Juntando os indicadores provindos das conversas e do trabalho junto às crianças, vai-se configurando o desenho de uma realidade condizente com a hipótese de que as dificuldades de aprendizagem podem, sim, ter relação com os conceitos cotidianos, mas, olhando somente para a escola, não podemos enxergar como se construiu essa interferência. O olhar para outras situações vem possibilitando tecer interpretações com base na teoria estudada, percebendo que os conceitos científicos necessitam de um nível de desenvolvimento dos conceitos cotidianos, mas que esses conceitos cotidianos são dependentes, também, de situações de aprendizagem mediada.

A investigação sopesa períodos bem anteriores à manifestação da dificuldade de aprendizagem na escola e procura reconstruir informações com base em situações consideradas cotidianas em nossa sociedade para uma criança de 10 anos, procurando indícios que apontem o modo de pensamento dos gêmeos.

Assim, atividades como compras no mercado (valoração das mercadorias) e estabelecer as horas que demarcam atividades diárias (acordar, almoçar, ir à escola) são ilustrativas da necessidade de formação conceitual cotidiana.

Nas idas ao mercado e na brincadeira de mercadinho, averiguouse que os meninos têm também dificuldade em situações matemáticas extraescolares. A compreensão de reais e centavos é instável, decifram os números com dificuldade, e a atribuição do valor é ainda mais penosa.

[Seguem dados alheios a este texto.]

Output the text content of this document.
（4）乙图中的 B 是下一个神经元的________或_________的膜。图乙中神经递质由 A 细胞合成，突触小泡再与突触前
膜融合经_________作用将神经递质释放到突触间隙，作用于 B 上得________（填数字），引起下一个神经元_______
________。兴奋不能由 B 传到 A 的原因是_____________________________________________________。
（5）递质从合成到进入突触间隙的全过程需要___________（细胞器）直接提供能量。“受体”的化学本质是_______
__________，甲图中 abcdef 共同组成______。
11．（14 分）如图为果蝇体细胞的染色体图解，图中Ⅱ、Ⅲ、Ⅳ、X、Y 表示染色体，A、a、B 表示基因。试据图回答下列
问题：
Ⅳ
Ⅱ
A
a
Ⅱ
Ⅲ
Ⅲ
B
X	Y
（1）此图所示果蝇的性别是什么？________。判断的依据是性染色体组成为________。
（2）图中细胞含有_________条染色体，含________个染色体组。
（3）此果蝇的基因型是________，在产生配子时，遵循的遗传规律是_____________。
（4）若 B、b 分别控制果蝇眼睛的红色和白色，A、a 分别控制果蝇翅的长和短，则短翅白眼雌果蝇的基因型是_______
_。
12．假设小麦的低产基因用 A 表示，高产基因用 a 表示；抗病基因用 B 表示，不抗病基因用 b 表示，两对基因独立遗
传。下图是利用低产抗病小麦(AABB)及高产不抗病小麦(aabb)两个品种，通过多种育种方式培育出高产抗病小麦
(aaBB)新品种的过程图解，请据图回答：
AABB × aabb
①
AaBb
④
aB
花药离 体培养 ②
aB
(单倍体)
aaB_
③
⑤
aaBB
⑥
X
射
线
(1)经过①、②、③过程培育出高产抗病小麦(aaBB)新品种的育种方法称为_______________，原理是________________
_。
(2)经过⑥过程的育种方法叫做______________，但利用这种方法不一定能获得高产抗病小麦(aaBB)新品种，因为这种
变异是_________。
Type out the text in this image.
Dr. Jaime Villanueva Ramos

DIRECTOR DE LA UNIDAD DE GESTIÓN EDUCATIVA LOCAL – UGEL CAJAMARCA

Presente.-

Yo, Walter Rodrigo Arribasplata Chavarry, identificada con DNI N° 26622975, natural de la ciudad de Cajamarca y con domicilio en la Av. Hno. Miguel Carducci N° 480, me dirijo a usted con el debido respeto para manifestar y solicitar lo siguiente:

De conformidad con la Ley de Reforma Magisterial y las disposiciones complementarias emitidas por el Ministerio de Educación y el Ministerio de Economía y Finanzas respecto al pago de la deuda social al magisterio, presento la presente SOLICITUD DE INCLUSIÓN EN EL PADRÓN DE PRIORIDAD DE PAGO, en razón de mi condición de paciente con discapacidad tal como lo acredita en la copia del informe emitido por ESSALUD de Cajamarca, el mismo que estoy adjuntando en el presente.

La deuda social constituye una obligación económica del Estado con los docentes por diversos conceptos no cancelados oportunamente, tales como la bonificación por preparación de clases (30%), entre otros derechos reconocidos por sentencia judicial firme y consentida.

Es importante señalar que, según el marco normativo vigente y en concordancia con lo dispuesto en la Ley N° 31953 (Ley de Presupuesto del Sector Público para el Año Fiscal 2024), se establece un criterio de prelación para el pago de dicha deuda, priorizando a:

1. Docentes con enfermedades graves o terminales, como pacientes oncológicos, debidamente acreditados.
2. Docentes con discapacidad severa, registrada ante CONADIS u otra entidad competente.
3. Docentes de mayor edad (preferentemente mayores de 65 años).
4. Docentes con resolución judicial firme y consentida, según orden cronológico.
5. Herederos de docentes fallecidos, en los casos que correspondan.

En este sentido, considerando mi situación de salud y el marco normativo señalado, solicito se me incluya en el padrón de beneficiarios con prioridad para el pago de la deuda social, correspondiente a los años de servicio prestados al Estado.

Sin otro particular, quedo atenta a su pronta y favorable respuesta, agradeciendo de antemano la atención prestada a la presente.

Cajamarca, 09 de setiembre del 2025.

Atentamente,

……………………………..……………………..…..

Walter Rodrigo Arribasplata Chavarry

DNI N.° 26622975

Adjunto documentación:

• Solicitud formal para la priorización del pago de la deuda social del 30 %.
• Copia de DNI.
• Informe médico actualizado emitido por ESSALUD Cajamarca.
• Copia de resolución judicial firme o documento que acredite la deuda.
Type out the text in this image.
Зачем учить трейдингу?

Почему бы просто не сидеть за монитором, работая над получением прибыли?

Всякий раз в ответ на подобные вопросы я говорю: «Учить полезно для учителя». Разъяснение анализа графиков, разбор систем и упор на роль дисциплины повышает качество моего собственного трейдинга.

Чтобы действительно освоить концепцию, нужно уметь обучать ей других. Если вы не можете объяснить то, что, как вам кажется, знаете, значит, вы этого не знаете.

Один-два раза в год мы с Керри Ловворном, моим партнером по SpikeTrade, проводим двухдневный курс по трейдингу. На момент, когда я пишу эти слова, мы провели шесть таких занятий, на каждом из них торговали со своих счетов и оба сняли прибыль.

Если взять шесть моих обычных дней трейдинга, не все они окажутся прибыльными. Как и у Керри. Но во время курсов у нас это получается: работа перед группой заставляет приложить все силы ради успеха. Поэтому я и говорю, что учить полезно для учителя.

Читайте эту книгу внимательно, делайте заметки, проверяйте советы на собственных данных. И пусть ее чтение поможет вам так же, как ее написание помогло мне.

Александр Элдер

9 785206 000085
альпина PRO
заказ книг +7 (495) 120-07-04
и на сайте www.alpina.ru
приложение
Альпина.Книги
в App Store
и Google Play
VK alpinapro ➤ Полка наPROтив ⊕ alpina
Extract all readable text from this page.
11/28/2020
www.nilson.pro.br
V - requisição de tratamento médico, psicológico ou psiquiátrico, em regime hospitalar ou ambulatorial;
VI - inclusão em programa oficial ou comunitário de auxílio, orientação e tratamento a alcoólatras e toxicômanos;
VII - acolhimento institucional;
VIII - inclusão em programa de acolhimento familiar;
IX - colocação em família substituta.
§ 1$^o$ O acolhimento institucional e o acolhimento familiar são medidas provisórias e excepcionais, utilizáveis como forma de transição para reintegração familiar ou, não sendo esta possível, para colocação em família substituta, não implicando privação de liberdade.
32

    PESQUISADORA: Isso aqui dá pra comprar? Tá onze reais. (Estão olhando pacotes de bala)
    WL: Dá.
    PESQUISADORA: Com sete reais dá pra comprar?!
    WL: Não.
    PESQUISADORA: Não dá a bala, nem essa daí.
    [...]
    WL: Sora [professora]. (Olhando as bolachas)
    PESQUISADORA: Esse é quanto?
    WL: Oito e zero.
    PESQUISADORA: Oitenta.
    WS: Dá pra levar.
    [discutem entre si, mas não dá pra entender]
    PESQUISADORA: Se não der, vocês vão devolver.
    WL: Se ela falar que vai sobrar, a gente compra mais esse ou outra coisa.
    WS: Tá.
    (20 de outubro de 2009, no mercado, durante atendimento especializado.)
    PESQUISADORA: Quantos reais?
    WL: Trinta centavos.
    PESQUISADORA: Quantos reais?
    WS: Cinquenta centavos.
    PESQUISADORA: O que tá antes da vírgula é real. Quanto é que tem?
    WL: Três.
    PESQUISADORA: Três reais e quantos centavos?
    WL: cinco.

(20 de outubro de 2009, durante atendimento especializado.)

A compreensão do conceito de real e centavos envolve um nível de abstração que os meninos não alcançaram, envolve ainda experiências prévias com esse conteúdo durante as quais, pela exploração, vão desvendando as relações existentes.

No bairro onde moram, há apenas um mercado maior (ao qual fomos), que fica próximo da escola e da casa das crianças. No caixa, conversando com a moça que aí trabalha, procuramos saber como as crianças costumam se comportar nesse espaço.

    PESQUISADORA: Quanto deu, moça?
    CAIXA: Aqui deu seis e oitenta.
    PESQUISADORA: Será que a gente tem dinheiro que chega? Pede pra ela contar pra vê se tem.
    CAIXA: Separadinho aqui, ó! (Faz seis montinhos de um real.)
    PESQUISADORA: Quando eles vêm aqui, eles sabem contar o dinheiro certinho?
    CAIXA: Eles não vêm muito. Quem vem mais é a mãe deles.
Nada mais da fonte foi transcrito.